I don’t need a holiday to feel appreciated. I have two smiling faces that do that for me every day!


  1. I share some of your cynicism. A lot of people make a lot of money from the continuous string of never-ending holidays throughout the year. When one is over, it’s on to the next!

    That said, I did love my home-made painted coffee mug my son made me this year.

    Even though you might not need to hear it :), Happy Father’s Day!

    Dr. C

    1. Home made gifts are the best. I received a couple of home made cards this morning along with a handmade sculpture. Loved all of them.

      Happy Father’s Day to you as well!

  2. Ha I was just saying this to my dad the other week. I told him father’s day always plays second fiddle to mother’s day. We did way a lot for my wife on mother’s day and have nothing planned for me.

    There is a comedian that says a man’s role in the pregnancy is more like leading a cup of sugar to someone baking a cake. :-O

  3. I really don’t like holiday’s that try to make money off making you think you can’t-and/or-don’t appreciate the important people in your life each and every day. I like the sentiment, but I don’t think we need $10 cards and presents and all the consumerist hoop-la. That being said, I got a free Father’s Day card this year, and my Dad and I decided that instead of engaging in the endless card-buying cycle, he would keep the card and I’d add a note to it every year. We had a nice (homemade) dinner, had some ice cream cake (I had them write ‘Happy Birthday Dad’ accidentally, instead of ‘Happy Father’s Day’ – last time I do errands without coffee!) had some drinks, and sat around until late, and talked. Can’t think of a better way to have spent it, and he seemed pretty happy too : )

    Thanks for sharing!

    1. Sounds like the perfect Father’s Day to me. I love the idea of keeping the same card and just updating it every year. I might steal/adapt that idea for my own kids!

  4. Well said! Cannot agree more. Becoming a father was the best thing ever happened to me and do not need any more than seeing my daughters face every day.

  5. And for the reasons that you listed, that’s why I don’t like Mother’s Day and Father’s Day like that. It seems like the moms get way more recognition than anyone ever thinks about giving the dads. I remember one time in church on Mother’s Day they gave the moms roses and a bookmark with a very nice poem on it. But then on Father’s Day they spent very little time recognizing the good things fathers do and lots of time talking about how they need to do better. I couldn’t believe my ears and felt like the whole speech overshadowed the dads that do what they are supposed to do.

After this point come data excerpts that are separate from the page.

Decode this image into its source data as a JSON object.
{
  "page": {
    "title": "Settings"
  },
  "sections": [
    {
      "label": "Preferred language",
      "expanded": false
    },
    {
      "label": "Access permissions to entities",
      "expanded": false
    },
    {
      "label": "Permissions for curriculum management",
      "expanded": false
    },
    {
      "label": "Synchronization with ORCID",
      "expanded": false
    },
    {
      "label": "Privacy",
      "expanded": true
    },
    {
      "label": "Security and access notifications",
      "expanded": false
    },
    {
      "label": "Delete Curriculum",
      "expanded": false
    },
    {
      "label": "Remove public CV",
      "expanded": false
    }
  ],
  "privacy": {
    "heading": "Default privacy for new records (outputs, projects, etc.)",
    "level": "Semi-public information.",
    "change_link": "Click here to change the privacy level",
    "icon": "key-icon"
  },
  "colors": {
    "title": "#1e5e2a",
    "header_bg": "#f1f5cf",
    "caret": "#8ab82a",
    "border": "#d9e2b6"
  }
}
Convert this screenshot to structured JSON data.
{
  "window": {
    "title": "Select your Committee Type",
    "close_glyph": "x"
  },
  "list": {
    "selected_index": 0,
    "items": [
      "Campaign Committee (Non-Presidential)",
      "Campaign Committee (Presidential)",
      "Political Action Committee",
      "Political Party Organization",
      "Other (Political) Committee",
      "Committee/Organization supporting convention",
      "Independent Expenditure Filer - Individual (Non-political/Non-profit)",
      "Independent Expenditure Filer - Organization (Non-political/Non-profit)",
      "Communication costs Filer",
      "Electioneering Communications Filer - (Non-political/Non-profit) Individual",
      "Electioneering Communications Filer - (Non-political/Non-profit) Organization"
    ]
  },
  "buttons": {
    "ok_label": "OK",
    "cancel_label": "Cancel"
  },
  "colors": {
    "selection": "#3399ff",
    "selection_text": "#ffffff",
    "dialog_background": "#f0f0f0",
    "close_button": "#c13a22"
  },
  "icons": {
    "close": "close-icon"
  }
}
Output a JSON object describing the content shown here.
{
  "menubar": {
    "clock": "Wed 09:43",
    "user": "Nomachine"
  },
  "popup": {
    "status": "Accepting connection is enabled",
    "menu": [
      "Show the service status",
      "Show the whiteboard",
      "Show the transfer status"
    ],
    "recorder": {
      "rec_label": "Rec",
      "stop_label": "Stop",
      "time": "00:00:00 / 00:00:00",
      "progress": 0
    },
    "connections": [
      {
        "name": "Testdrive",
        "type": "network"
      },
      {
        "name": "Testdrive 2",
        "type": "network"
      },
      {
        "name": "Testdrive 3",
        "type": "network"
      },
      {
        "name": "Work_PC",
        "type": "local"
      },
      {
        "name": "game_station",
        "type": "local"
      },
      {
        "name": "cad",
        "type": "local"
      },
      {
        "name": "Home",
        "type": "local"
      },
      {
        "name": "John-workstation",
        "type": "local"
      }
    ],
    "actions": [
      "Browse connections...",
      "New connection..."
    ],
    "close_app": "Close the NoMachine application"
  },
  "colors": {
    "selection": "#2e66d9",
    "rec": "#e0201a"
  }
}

    None the less, I try to make Omar feel special on Father’s Day, just as I did when my dad was alive and as we continue to do with Omar’s dad.

    1. I’m glad I’m not the only one who’s picked up on this double standard. It’s unfortunate the church was the culprit in both of our cases.

      I’m glad that you found a way to celebrate Omar and his father!

  6. Happy belated Father’s Day!! I enjoyed your post and certainly understand where you are coming from. It is a lot easier to feel like everyday is Father’s Day when the kids are small, as they grow older and get busier it does get a bit tougher. I especially agree with keeping the cards and the socks. He he!

  7. Wow, I couldn’t agree more. When I think of happiness in my life, my kids come to my mind at the forefront. I am sure my wife would agree. Yes my kids can get difficult, but that’s just part of growing up and parenting is handling it and disciplining their behavior when necessary.

    When I think about my life as a son, my father had a bigger impact on my life and, sorry mom, more involvement than my mom did. She was good to me too, don’t get me wrong, but our Dad was the CENTER of our lives and support system. If we wanted something, we went to dad. Drive somewhere? Need help? Dad, check dad.

    1. It’ll be interesting to see who our kids go to as they get older. It’s currently pretty evenly split. Growing up it was mom for the emotional support and dad for the logistics.